The rationale behind this decision is grounded in the principle that a higher number of validators strengthens a decentralized network’s resilience against attacks. Validators on the Fantom network play a crucial role by bundling transactions and sharing them with other validators, with finality achieved once a consensus is reached by at least two-thirds of them. The foundation asserts that this increase in validators will expedite transaction validation without compromising network speed or security, maintaining the network’s 1-2 second time to finality.

In addition to enhancing security, this reduction in the staking requirement democratizes access to validator status, allowing more participants to contribute to the network’s operation. Despite this change, the foundation reassures that the network’s performance will not be impacted negatively, as the security and efficiency of transaction validation remain proportional to the amount staked by validators, rather than the sheer number of validators. Therefore, a larger validator with a higher stake holds equivalent power to several smaller validators with lesser stakes.

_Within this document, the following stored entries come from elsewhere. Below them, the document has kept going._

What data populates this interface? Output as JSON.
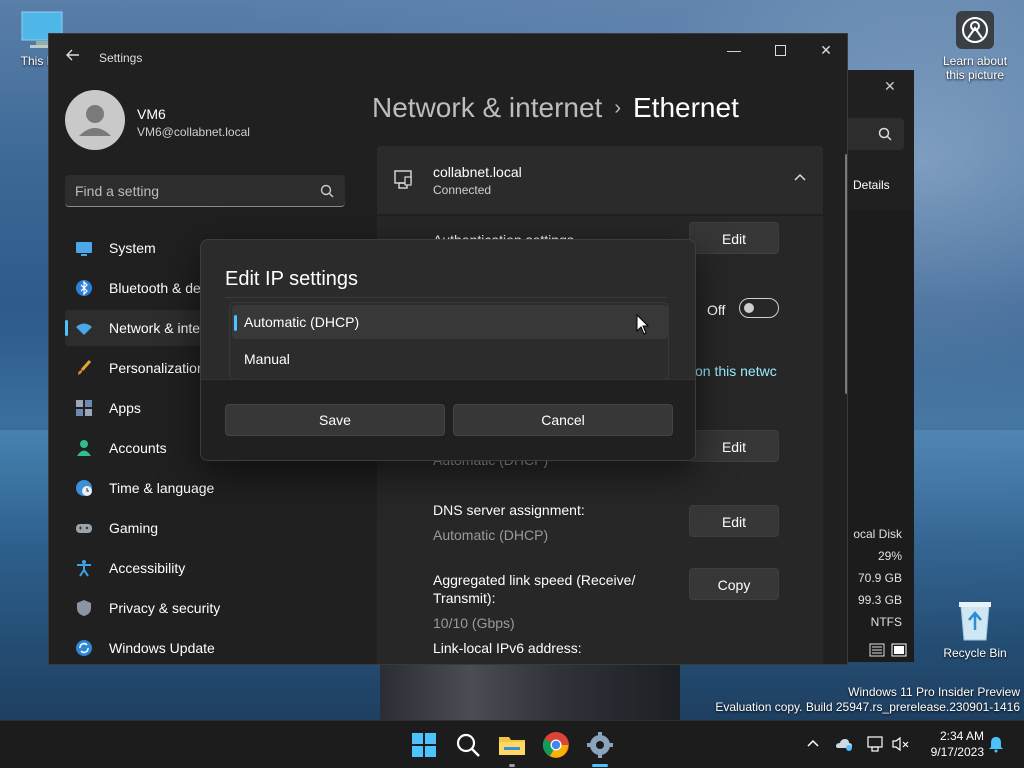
{
  "desktop": {
    "this_pc_label": "This PC",
    "learn_label_line1": "Learn about",
    "learn_label_line2": "this picture",
    "recycle_label": "Recycle Bin"
  },
  "settings": {
    "app_title": "Settings",
    "user_name": "VM6",
    "user_email": "VM6@collabnet.local",
    "search_placeholder": "Find a setting",
    "nav": [
      {
        "label": "System",
        "icon": "monitor-icon"
      },
      {
        "label": "Bluetooth & devices",
        "icon": "bluetooth-icon"
      },
      {
        "label": "Network & internet",
        "icon": "wifi-icon",
        "active": true
      },
      {
        "label": "Personalization",
        "icon": "brush-icon"
      },
      {
        "label": "Apps",
        "icon": "apps-icon"
      },
      {
        "label": "Accounts",
        "icon": "person-icon"
      },
      {
        "label": "Time & language",
        "icon": "globe-clock-icon"
      },
      {
        "label": "Gaming",
        "icon": "gamepad-icon"
      },
      {
        "label": "Accessibility",
        "icon": "accessibility-icon"
      },
      {
        "label": "Privacy & security",
        "icon": "shield-icon"
      },
      {
        "label": "Windows Update",
        "icon": "update-icon"
      }
    ],
    "breadcrumb_parent": "Network & internet",
    "breadcrumb_sep": "›",
    "breadcrumb_current": "Ethernet",
    "ethernet": {
      "name": "collabnet.local",
      "status": "Connected"
    },
    "rows": {
      "auth_label": "Authentication settings",
      "edit_label": "Edit",
      "metered_off": "Off",
      "link_text": "on this netwc",
      "ip_value": "Automatic (DHCP)",
      "dns_label": "DNS server assignment:",
      "dns_value": "Automatic (DHCP)",
      "speed_label_1": "Aggregated link speed (Receive/",
      "speed_label_2": "Transmit):",
      "speed_value": "10/10 (Gbps)",
      "copy_label": "Copy",
      "ipv6_label": "Link-local IPv6 address:"
    }
  },
  "explorer": {
    "details": "Details",
    "local_disk": "ocal Disk",
    "pct": "29%",
    "free": "70.9 GB",
    "total": "99.3 GB",
    "fs": "NTFS"
  },
  "dialog": {
    "title": "Edit IP settings",
    "options": [
      "Automatic (DHCP)",
      "Manual"
    ],
    "selected_index": 0,
    "save_label": "Save",
    "cancel_label": "Cancel"
  },
  "watermark": {
    "line1": "Windows 11 Pro Insider Preview",
    "line2": "Evaluation copy. Build 25947.rs_prerelease.230901-1416"
  },
  "taskbar": {
    "time": "2:34 AM",
    "date": "9/17/2023"
  },
  "colors": {
    "accent": "#4cc2ff",
    "window_bg": "#202020",
    "card_bg": "#2b2b2b"
  }
}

This initiative by the Fantom Foundation is not the first of its kind. The discussion around lowering the minimum FTM requirement for running a node began as early as February 2022. As of the latest data, Fantom’s network comprises 58 validators, a figure modest compared to larger networks like Ethereum, which boasts over 1.1 million validators.

Despite the positive implications for network security and decentralization, the recent changes have not significantly impacted FTM’s market performance. As of this writing, FTM’s price has seen a decline of 1.4% on the day, trading at $0.389. This decline is part of a broader trend, with FTM prices down 89% from their October 2021 peak.